Two Satellites Collide Over Siberia

Two large communications satellites, one American and one Russian, collided in space 490 miles over Siberia, NASA reported Wednesday. The collision involved an Iridium commercial satellite, launched in 1997, and a Russian satellite, Cosmos 2251, which was launched in 1993 and believed to be non-functioning.

The Iridium satellite weighed 1,234 pounds, and the Russian craft weighed 1,984 pounds. Air Force Lieutenant Colonel Les Kodlick of the U.S. Strategic Command
"We believe it's the first time that two satellites have collided in orbit."
Previous collisions have apparently involved pieces and parts. Meanwhile, Mark Matney, an orbital debris scientist at Johnson Space Center in Houston, said:
"We knew this was going to happen eventually. Right now, they're definitely counting dozens (of debris pieces). I would suspect that they'll be counting hundreds when the counting is done."
There is a slight risk to the International Space Station (ISS), but NASA believes it to be low, as the ISS orbits about 270 miles below the area of the collision.
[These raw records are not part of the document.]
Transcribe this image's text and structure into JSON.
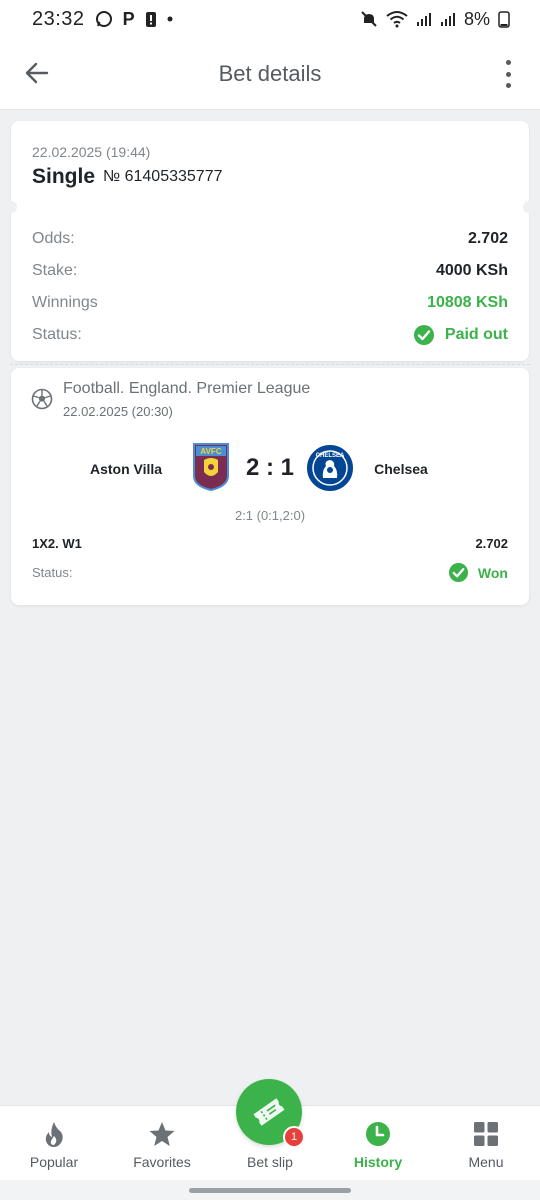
{
  "status_bar": {
    "time": "23:32",
    "battery": "8%"
  },
  "header": {
    "title": "Bet details"
  },
  "bet": {
    "date": "22.02.2025 (19:44)",
    "type": "Single",
    "number": "№ 61405335777",
    "rows": [
      {
        "label": "Odds:",
        "value": "2.702"
      },
      {
        "label": "Stake:",
        "value": "4000 KSh"
      },
      {
        "label": "Winnings",
        "value": "10808 KSh"
      },
      {
        "label": "Status:",
        "value": "Paid out"
      }
    ]
  },
  "event": {
    "league": "Football. England. Premier League",
    "date": "22.02.2025 (20:30)",
    "home_team": "Aston Villa",
    "away_team": "Chelsea",
    "home_crest_text": "AVFC",
    "away_crest_text": "CHELSEA",
    "score": "2 : 1",
    "score_detail": "2:1 (0:1,2:0)",
    "pick": "1X2. W1",
    "pick_odds": "2.702",
    "status_label": "Status:",
    "status_value": "Won"
  },
  "bottom_nav": {
    "items": [
      {
        "label": "Popular",
        "icon": "flame-icon"
      },
      {
        "label": "Favorites",
        "icon": "star-icon"
      },
      {
        "label": "Bet slip",
        "icon": "ticket-icon"
      },
      {
        "label": "History",
        "icon": "clock-icon"
      },
      {
        "label": "Menu",
        "icon": "grid-icon"
      }
    ],
    "active": "History",
    "betslip_badge": "1"
  },
  "colors": {
    "accent_green": "#3bb24a",
    "badge_red": "#e5403b",
    "background": "#eef0f2"
  }
}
Iridium released a statement saying:
"Within the next 30 days, Iridium expects to move one of its in-orbit spare satellites into the network constellation to permanently replace the lost satellite."
There are thousands of debris objects orbiting the earth, all of which present a danger to satellite, spacecraft and even astronauts. There are more than 600,000 objects larger than 1 cm in orbit (according to the ESA Meteoroid and Space Debris Terrestrial Environment Reference, the MASTER-2005 model).

Obviously, many more were added to orbit today.